Controllable character animation from a reference image and motion guidance remains challenging due to the complexity of injecting appearance and motion cues into video diffusion models. Existing methods rely heavily on complex architectures, explicit guidance modules, or multi-stage processing pipelines, introducing structural overhead and deployment difficulties. Inspired by the powerful contextual understanding capability inherent in pretrained video diffusion transformers, we propose FramePrompt, a minimalist yet highly effective framework that unifies reference images, skeleton-guided motion inputs, and target video segments into a single coherent visual sequence. By reframing animation as a conditional future prediction task, we eliminate the need for explicit guider networks and architectural modifications. Our experiments demonstrate significant improvements over representative baselines, achieving approximately 5.93% higher SSIM, 20.65% higher PSNR, 34.95% lower LPIPS, and 53.87% lower FVD scores, while also simplifying training and deployment. Our findings underscore the remarkable effectiveness of treating heterogeneous visual inputs within a unified sequential framework, fully leveraging pretrained model contextual dynamics without additional conditioning mechanisms.
Our approach, FramePrompt, introduces a Unified Sequential Framework for controllable character animation. As illustrated below (conceptually based on Figure 1b from the paper), all input modalities—the reference image, the skeleton-guided motion sequence, and the (noisy) target video placeholders—are concatenated into a single input sequence.

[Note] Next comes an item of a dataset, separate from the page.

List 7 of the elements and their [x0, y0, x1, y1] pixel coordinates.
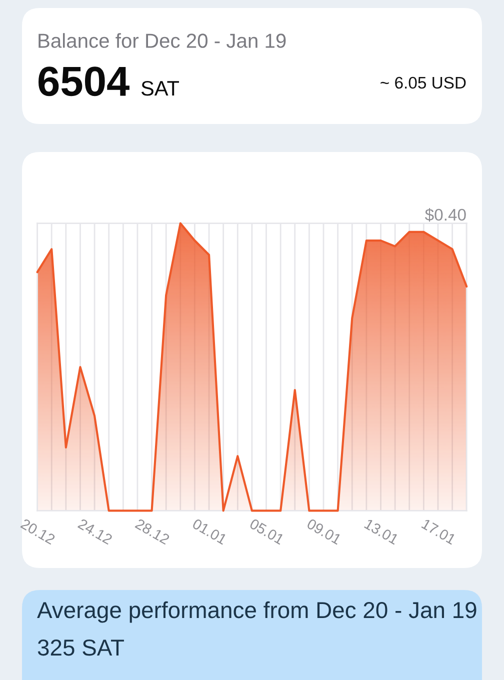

This design leverages the pretrained video diffusion transformer's inherent capacity for contextual understanding. By reframing character animation as a future sequence prediction task conditioned on the initial visual context (reference image and motion), FramePrompt eliminates the need for specialized encoder networks or complex architectural modifications. This significantly simplifies the model design, training, and deployment while enhancing performance.